Titular head of Jadeja dynasty (1936–2021)

Pragmal Singh Jadeja, Crown Prince of Kutch (3 May 1936 – 28 May 2021) was the head of the Kutch branch of the Jadeja dynasty and titular Maharaja (King) of Kutch.

== Early life ==
Pragmal Ji was born Prithviraj Ji on 3 May 1936.

He was the eldest son of Meghraj Ji, son of the last ruler of Kutch under name of Maharao Shri Madansinhji, and Maharani Bai Shri Rajendra Kunverba Sahib. Pragmalji became the heir apparent with the title of Yuvraj Sahib on the succession of his father after passing of his grandfather Vijayarajaji on 26 February 1948..

==Education ==
He completed his primary education from Mayo College, Ajmer and Doon School, Dehradoon and later graduated from The Hindu College, Delhi University.

==Marriage ==
Pragmal married Princess Priti Devi of Manikya dynasty and daughter of Bir Bikram Manikya Debbarma, last Maharaja of Tripura.
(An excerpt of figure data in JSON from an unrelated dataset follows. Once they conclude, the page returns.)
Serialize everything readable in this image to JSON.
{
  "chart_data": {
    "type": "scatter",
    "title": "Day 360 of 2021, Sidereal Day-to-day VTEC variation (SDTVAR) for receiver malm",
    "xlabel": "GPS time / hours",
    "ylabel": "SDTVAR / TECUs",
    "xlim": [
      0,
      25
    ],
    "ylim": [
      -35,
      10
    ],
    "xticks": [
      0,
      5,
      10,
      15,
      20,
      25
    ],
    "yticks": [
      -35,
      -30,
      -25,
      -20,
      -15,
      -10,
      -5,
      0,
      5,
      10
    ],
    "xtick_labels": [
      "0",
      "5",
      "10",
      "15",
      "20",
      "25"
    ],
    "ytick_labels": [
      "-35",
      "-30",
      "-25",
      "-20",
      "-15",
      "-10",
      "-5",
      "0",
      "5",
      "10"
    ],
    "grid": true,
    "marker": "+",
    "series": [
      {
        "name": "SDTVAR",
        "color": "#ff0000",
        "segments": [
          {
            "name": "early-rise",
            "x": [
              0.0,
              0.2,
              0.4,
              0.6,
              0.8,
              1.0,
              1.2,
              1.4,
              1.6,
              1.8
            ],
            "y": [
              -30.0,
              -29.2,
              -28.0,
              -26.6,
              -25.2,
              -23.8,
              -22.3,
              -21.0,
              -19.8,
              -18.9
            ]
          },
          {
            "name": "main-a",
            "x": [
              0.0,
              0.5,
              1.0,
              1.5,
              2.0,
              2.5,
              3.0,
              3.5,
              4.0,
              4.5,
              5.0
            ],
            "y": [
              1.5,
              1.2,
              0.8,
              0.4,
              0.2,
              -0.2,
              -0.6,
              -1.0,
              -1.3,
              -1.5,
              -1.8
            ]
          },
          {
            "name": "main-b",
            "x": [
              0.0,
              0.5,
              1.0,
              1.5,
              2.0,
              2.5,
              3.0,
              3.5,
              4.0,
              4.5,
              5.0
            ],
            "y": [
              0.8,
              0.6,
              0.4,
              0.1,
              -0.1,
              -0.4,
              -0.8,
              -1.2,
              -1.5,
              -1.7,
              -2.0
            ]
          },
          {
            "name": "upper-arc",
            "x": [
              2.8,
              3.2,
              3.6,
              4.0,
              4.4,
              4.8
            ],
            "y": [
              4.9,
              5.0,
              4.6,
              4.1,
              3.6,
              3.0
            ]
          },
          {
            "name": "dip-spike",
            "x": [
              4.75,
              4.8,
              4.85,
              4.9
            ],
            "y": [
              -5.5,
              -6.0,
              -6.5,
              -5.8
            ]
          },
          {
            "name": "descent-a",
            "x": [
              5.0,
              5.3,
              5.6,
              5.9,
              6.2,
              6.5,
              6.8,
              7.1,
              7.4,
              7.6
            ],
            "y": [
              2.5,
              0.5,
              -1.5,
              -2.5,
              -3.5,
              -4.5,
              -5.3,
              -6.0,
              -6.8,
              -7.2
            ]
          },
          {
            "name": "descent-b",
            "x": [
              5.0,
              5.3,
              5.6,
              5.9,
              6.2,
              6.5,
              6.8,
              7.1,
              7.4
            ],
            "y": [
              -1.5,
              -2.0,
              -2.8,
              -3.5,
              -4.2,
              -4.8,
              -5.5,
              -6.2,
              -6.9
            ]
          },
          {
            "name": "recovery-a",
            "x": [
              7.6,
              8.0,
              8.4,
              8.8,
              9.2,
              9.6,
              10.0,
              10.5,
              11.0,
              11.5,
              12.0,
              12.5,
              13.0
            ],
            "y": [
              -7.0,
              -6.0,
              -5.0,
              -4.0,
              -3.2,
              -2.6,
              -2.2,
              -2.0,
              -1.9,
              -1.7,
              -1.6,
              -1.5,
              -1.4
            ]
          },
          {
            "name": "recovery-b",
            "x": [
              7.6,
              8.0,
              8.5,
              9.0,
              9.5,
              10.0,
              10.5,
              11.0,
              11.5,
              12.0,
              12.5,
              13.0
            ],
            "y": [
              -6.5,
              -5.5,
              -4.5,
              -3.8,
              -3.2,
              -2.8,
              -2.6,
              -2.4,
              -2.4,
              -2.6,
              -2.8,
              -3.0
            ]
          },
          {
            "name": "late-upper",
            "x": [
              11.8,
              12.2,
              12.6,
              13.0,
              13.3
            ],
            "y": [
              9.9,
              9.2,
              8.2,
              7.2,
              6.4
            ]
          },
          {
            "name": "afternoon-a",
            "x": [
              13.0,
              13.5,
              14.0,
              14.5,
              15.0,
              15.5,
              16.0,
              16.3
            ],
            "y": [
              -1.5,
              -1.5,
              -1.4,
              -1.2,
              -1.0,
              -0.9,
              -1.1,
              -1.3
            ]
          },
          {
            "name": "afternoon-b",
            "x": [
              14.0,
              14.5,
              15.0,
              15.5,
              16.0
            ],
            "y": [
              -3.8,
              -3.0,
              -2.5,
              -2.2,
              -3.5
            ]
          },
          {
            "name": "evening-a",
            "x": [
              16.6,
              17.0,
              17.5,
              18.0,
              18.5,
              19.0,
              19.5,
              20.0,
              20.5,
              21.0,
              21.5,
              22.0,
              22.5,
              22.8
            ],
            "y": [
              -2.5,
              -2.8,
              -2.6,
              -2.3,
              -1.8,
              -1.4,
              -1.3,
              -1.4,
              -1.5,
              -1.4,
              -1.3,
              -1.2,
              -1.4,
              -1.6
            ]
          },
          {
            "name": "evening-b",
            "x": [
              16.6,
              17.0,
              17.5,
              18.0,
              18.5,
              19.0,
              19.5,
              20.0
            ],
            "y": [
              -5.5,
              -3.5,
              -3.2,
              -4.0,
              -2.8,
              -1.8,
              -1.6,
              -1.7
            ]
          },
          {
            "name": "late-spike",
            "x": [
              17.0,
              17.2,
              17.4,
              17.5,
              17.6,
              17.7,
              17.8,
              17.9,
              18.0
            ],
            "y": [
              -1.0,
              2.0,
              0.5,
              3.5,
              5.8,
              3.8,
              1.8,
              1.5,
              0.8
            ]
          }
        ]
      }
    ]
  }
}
== Titular ruler of Kutch ==
He was installed in the Tila-medi at Prag Mahal Palace, Bhuj on 17 October 1991 upon demise of his father Maharao Shri Madansinji, under the name and style of H.H. Maharajadhiraj Mirza Maharao Shri Pragmulji III Sawai Bahadur, Maharao of Kutch.

== Palace and Hotels ==
The Ranjit Vilas Palace, Prag Mahal and Vijay Vilas Palace are some of the royal palaces, which belong to the erstwhile rulers of Kutch and are some of their private properties. Other private palaces belonging to the dynasty include Chavda Rakhal. The royal family was in the court for rights of ownership that was in dispute which cropped up within various sons of Maharaja Madansinhji, who died in 1991. However, the court had upheld the will of Madansinhji as valid and Pragmulji III as such was declared the lawful owner of these properties, some of which have been converted into luxury hotels by him.

Pragmul Ji lived in Mumbai and also had a house in London but often came to Bhuj, Kutch to look after his heritage and recently spent time and money in repair and restoration of Prag Mahal & Aina Mahal, which were badly damaged in 2001 Gujarat earthquake. He was also instrumental in putting up of a bust of Khengarji III at office of New Kandla, his great-grandfather, who had founded the port city of Kandla in 1930–31.

== Death ==
He died on 28 May 2021 due to complications from COVID-19 in Bhuj.

As he had no children, he was succeeded by his younger brother, Hanuwantsinh as Head of the House of Jadeja-Kutch.